SCANDINAVIAN 75: Literature and Culture of the Nordic World

MWF 10-11 , 88 Dwinelle. Instructor: Linda Rugg

Units: 4

L&S Breadth: Historical Studies OR Social & Behavioral Sciences

Sensitive both to the unique natural geography of the North and to intellectual currents in continental Europe, the lands of the summer midnight sun and winter noonday darkness have produced a rich cultural heritage, reaching far beyond their borders.  This course will explore the most important cultural contributions of Denmark, Finland, Iceland, Norway, and Sweden.  We will touch upon the Viking age, mythology and folklore, and nineteenth- and twentieth-century literature, film, art, design, music, and modern political and social issues, such as the welfare state, crime fiction, and recent immigration.  Readings will include sagas, fairy tales, and novels, to be complemented by film and other visual materials.  Major figures such as Hans Christian Andersen, Søren Kierkegaard, Henrik Ibsen, Edvard Munch, August Strindberg, Karen Blixen, and Ingmar Bergman play important roles in the course, but we will also address a more general account of the history and culture of the North.

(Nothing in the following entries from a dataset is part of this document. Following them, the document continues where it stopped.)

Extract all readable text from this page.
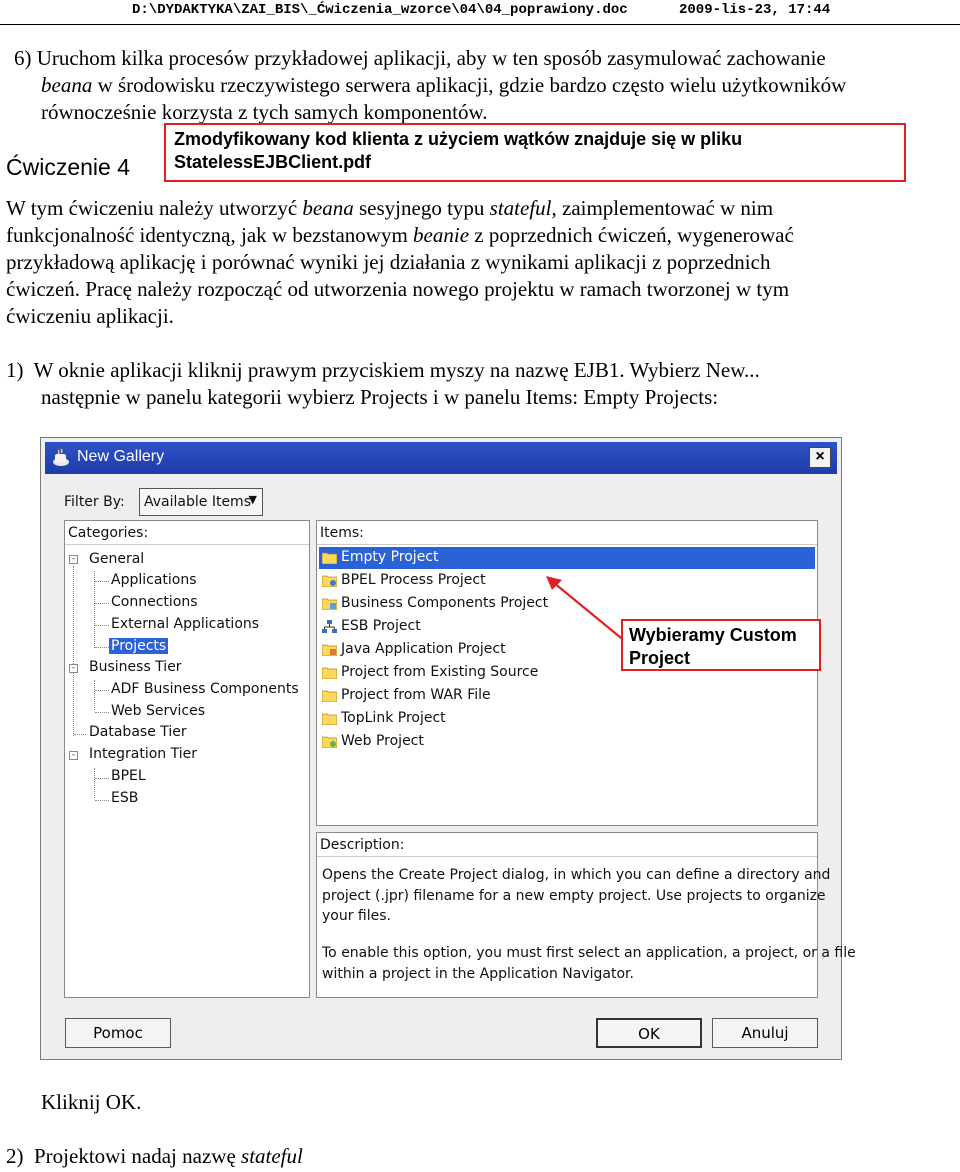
D:\DYDAKTYKA\ZAI_BIS\_Ćwiczenia_wzorce\04\04_poprawiony.doc	2009-lis-23, 17:44
6) Uruchom kilka procesów przykładowej aplikacji, aby w ten sposób zasymulować zachowanie
beana w środowisku rzeczywistego serwera aplikacji, gdzie bardzo często wielu użytkowników
równocześnie korzysta z tych samych komponentów.
Zmodyfikowany kod klienta z użyciem wątków znajduje się w pliku
StatelessEJBClient.pdf
Ćwiczenie 4
W tym ćwiczeniu należy utworzyć beana sesyjnego typu stateful, zaimplementować w nim
funkcjonalność identyczną, jak w bezstanowym beanie z poprzednich ćwiczeń, wygenerować
przykładową aplikację i porównać wyniki jej działania z wynikami aplikacji z poprzednich
ćwiczeń. Pracę należy rozpocząć od utworzenia nowego projektu w ramach tworzonej w tym
ćwiczeniu aplikacji.
1)  W oknie aplikacji kliknij prawym przyciskiem myszy na nazwę EJB1. Wybierz New...
następnie w panelu kategorii wybierz Projects i w panelu Items: Empty Projects:
New Gallery	×
Filter By: Available Items
▼
Categories:
-
-
-
General
Applications
Connections
External Applications
Projects
Business Tier
ADF Business Components
Web Services
Database Tier
Integration Tier
BPEL
ESB
Items:
Empty Project
BPEL Process Project
Business Components Project
ESB Project
Java Application Project
Project from Existing Source
Project from WAR File
TopLink Project
Web Project
Description:
Opens the Create Project dialog, in which you can define a directory and
project (.jpr) filename for a new empty project. Use projects to organize
your files.
To enable this option, you must first select an application, a project, or a file
within a project in the Application Navigator.
Pomoc	OK	Anuluj
Wybieramy Custom
Project
Kliknij OK.
2)  Projektowi nadaj nazwę stateful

The Saga of the Volsungs, ed. Jesse Byock, Penguin Classics, ISBN 0140447385
Elias Lönnroth, Kalevala, Oxford World Classics, ISBN 0199538867
Søren Kierkegaard, The Seducer’s Diary, trans. Howard and Edna Hong, Princeton University Press, ISBN 6910117379
Henrik Ibsen, Ibsen: Four Major Plays I, trans. Rolf Fjelde, Signet Classics, ISBN 0451530225
August Strindberg, Five Plays, trans. Harry Carlson, University of California Press, ISBN 0520046986

Shorter texts will be posted to the course bcourse site.

Prerequisite:None.  Readings and course in English.